Innerhalb von zehn Jahren hat sich die Zahl der Menschen mehr als verdreifacht, die wegen Kokainmissbrauchs in ärztlicher Behandlung sind. Das geht aus einer aktuellen Auswertung des BARMER-Instituts für Gesundheitssystemforschung (bifg) hervor. Demnach gab es im Jahr 2013 bundesweit 19.700 behandelte Patientinnen und Patienten und im Jahr 2023 bereits 65.000.
Das entspricht einem Plus um 230 Prozent. „Die enorme Zunahme an Behandlungen wegen Kokainmissbrauchs ist alarmierend. Das wahre Ausmaß wird noch viel größer sein, da wir nur den Bruchteil der Betroffenen in ärztlicher Behandlung sehen. Auch die aktuelle Kriminalstatistik zeigt, dass die Zahl der Kokaindelikte seit dem Jahr 2023 um gut 27 Prozent gestiegen ist und damit einen neuen Höchststand erreicht hat“, sagt Dr. Ursula Marschall, Leitende Medizinerin bei der BARMER.

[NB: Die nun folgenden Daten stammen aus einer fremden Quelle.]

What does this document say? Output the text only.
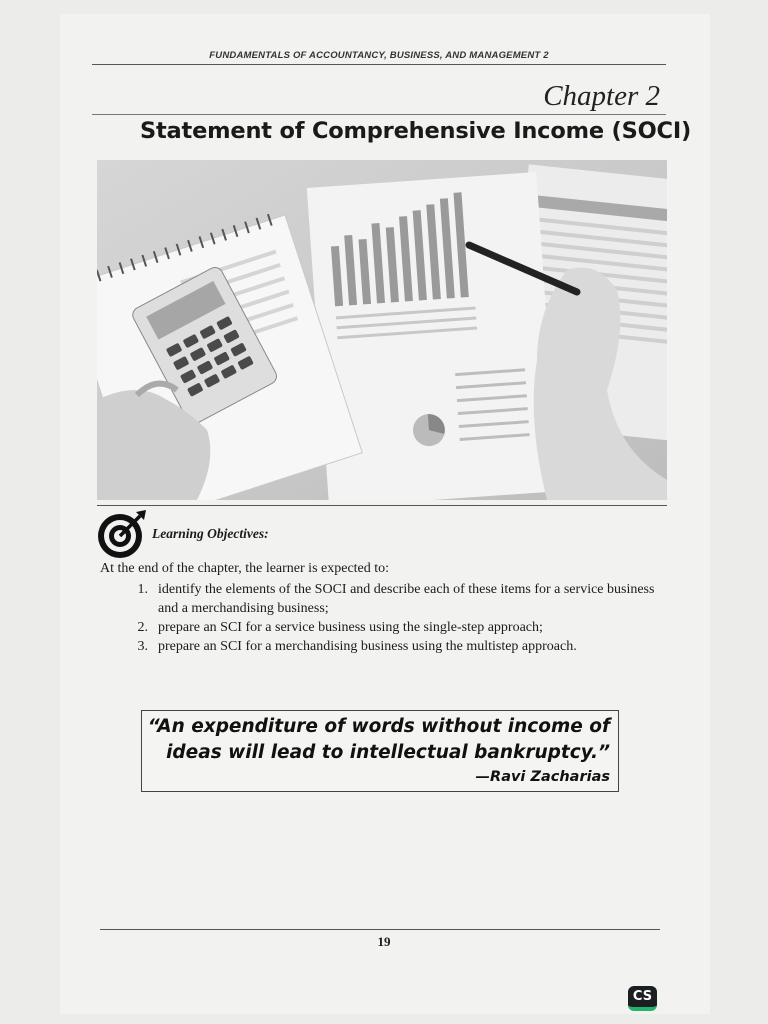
FUNDAMENTALS OF ACCOUNTANCY, BUSINESS, AND MANAGEMENT 2
Chapter 2
Statement of Comprehensive Income (SOCI)
Learning Objectives:
At the end of the chapter, the learner is expected to:
1. identify the elements of the SOCI and describe each of these items for a service business and a merchandising business;
2. prepare an SCI for a service business using the single-step approach;
3. prepare an SCI for a merchandising business using the multistep approach.
“An expenditure of words without income of
ideas will lead to intellectual bankruptcy.”
—Ravi Zacharias
19
CS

Männer zwischen 20 und 39 Jahren besonders stark betroffen
Wie aus dem BARMER-Atlas weiter hervorgeht, waren im vergangenen Jahr 50.600 Patienten und 14.400 Patientinnen wegen Kokainkonsums in Behandlung. Besonders häufig waren Männer zwischen 20 und 39 Jahren sowie 40 und 59 Jahren betroffen. Hier gab es 29.700 beziehungsweise 18.100 Patienten. „Kokain hat einen stimulierenden und aufputschenden Effekt. Deshalb wird es häufig als Leistungsdroge bezeichnet. Der vergleichsweise starke Kokainkonsum bei jungen Männern könnte auf einen massiven Leistungsdruck hindeuten, dem sie sich offenbar ausgesetzt sehen. Sei es im Beruf oder im Privatleben“, so Marschall. In ganz jungen Jahren oder im Alter spiele Kokain als Suchtmittel hingegen nur eine untergeordnete Rolle. Jüngere Menschen hätten häufig nicht die finanziellen Mittel, um sich die teure Droge zu beschaffen. Hier sei der Konsum von Cannabis eher verbreitet. Bei älteren Menschen stünden der Alkohol- und Medikamentenmissbrauch im Vordergrund.
Behandlungen vor allem in Nordrhein-Westfalen
Laut der BARMER-Analyse gibt es massive regionale Unterschiede bei der Anzahl der Patienten, die aufgrund übermäßigen Kokainkonsums behandelt werden müssen. An erster Stelle stand im vergangenen Jahr demnach Nordrhein-Westfalen mit 15.280 Betroffenen, gefolgt von Niedersachsen mit 7.760 und Berlin mit 7.230 Patienten. Die wenigsten Betroffenen gab es im Saarland mit 490, in Thüringen mit 810 und in Mecklenburg-Vorpommern mit 960 Frauen und Männern. Dabei hat es in allen Bundesländern im Zehnjahresvergleich teils enorme Zuwächse gegeben. In Sachsen haben sich die Patientenzahlen beinahe verzehnfacht, von 100 auf 980 Betroffene. Die geringste Steigerung lag in Hamburg mit einer Verdoppelung der Fallzahlen vor, 2.680 auf 5.500 Betroffene.